If you have recently been arrested for DWI in the state of Texas, you are likely curious about whether or not your case meets the definition of intoxication. Intoxication under the Texas law means that you do not have the normal use of your physical faculties by reason of introduction to a controlled substance, dangerous drug, a drug or alcohol or any combination of those substances, or not having the normal use of your mental faculties because of the introduction of any of those substances. Furthermore, the definition of intoxication in Texas could be referring to a person who has an alcohol concentration of 0.08 or more.

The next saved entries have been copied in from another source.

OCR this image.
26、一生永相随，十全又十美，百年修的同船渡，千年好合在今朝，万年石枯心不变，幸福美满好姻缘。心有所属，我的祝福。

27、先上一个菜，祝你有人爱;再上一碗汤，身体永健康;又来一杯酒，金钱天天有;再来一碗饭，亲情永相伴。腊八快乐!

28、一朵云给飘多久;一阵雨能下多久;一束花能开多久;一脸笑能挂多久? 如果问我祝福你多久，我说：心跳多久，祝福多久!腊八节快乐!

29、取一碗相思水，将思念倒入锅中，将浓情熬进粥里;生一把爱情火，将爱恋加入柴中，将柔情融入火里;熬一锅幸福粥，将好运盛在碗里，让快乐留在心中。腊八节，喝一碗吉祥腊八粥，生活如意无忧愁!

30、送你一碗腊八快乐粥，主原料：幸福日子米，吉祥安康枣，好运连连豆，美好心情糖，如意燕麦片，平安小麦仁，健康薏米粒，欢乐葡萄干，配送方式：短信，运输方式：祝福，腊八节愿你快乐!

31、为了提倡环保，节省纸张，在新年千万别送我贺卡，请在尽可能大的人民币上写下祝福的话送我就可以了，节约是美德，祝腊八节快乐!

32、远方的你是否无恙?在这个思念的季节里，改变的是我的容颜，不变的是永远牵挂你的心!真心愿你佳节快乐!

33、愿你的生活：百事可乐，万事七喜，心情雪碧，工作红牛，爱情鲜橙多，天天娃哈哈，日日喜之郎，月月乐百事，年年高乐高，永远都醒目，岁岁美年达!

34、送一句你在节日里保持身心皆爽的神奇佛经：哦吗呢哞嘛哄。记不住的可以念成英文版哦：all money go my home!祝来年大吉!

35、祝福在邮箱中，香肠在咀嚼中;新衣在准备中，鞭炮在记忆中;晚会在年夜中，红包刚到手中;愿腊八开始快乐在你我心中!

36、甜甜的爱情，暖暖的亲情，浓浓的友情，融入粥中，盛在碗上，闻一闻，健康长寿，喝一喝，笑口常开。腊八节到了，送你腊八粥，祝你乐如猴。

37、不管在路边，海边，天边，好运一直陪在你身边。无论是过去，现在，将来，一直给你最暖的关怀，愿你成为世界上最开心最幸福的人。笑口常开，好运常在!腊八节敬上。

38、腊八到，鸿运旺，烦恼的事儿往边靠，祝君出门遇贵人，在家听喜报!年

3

Typically, the prosecutor in a Texas DUI case only needs to prove one of those three ways in order to obtain a conviction in your case. If the jury believes that the person has lost their mental faculties, for example, they could be convicted of DUI. Texas law refers to alcohol concentration based on the number of grams of alcohol per:
- 67 ml of urine
- 100 ml of blood
- 210 liters of breath
Unless you are an experienced toxicologist and have your own calculator, you will be unlikely to determine your own alcohol concentration in your body. The amount of alcohol in each of those above-listed definitions is not necessarily equal. This means that one test could confirm your innocence, whereas another could hint at your guilt with a reading of 0.08 or more. The general guideline of having one beer, one glass of wine or one shot of whiskey for an hour could help you, but a knowledgeable Texas DUI lawyer will likely be necessary if you need to defend yourself in such a case.
From your perspective, it might seem like the officer overreacted, especially when it comes to making that first determination about whether or not you are under the influence. If you can show in court that the offer acted in ways that he or she shouldn’t have given the situation, this information can be used in your defense strategy.